1. Hospital sacrilege: My husband spent the better part of a month in a coma about a year and a half ago, during which I basically lived in the hospital. My best friend used to visit me there and we would spend hours hiding away from the doctors and nosy family members in the small chapel downstairs. Neither of us are religious, but we'd write angry notes to The Universe and leave them in a prayer bowl with everyone else's letters to god. I guess it doesn't sound funny in the conventional ha-ha sort of way, but we came up with some pretty snarky letters to put in that bowl.
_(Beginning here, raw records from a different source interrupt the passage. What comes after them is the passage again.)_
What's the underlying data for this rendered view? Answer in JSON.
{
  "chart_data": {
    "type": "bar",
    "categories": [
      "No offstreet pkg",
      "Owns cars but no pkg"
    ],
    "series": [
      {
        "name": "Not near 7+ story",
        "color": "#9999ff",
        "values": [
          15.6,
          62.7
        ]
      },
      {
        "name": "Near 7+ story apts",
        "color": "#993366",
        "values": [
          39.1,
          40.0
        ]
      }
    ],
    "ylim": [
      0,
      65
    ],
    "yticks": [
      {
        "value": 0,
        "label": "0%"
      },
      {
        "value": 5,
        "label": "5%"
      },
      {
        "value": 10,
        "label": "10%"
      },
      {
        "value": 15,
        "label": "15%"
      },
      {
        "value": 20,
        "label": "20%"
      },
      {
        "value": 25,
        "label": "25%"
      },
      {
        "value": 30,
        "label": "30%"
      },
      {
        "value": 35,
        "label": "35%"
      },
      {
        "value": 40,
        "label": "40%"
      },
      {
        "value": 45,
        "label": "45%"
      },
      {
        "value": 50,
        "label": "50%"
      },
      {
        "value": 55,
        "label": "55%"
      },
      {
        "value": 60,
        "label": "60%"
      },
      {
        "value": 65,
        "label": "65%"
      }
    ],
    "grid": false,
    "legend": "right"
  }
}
2. An essay on aphasia: So my husband has aphasia (as the result of his stroke, which preceded the aforementioned coma) which means that he can't speak normally. Everything he says just sort of comes out as gibberish. For instance, he went through a phase where he called me Salad (I guess that's just the word that got stuck in his head), and we've had conversations where he's only able to say the names of colors. I could focus on one specific conversation (of which I have plenty to draw from) or maybe talk about a few. Or possibly the ridiculousness of aphasia in general.
3. A brief guide to public behavior and personal space awareness: Reading some of the other prompt ideas about public transportation and dealing with strangers reminded me about all of the awkward interactions that I've had with strangers manhandling or badgering me for personal information. I know this happens to lots of other people, including but not limited to pregnant women, women in general, people with tattoos, people with different-colored hair or piercings, people with small children... basically anyone who looks even mildly interesting or friendly. So I'm entertaining the idea of writing a short guide detailing how not to be a douchebag in public. Not sure if this has already been done to death yet, but it sounds funny in my head.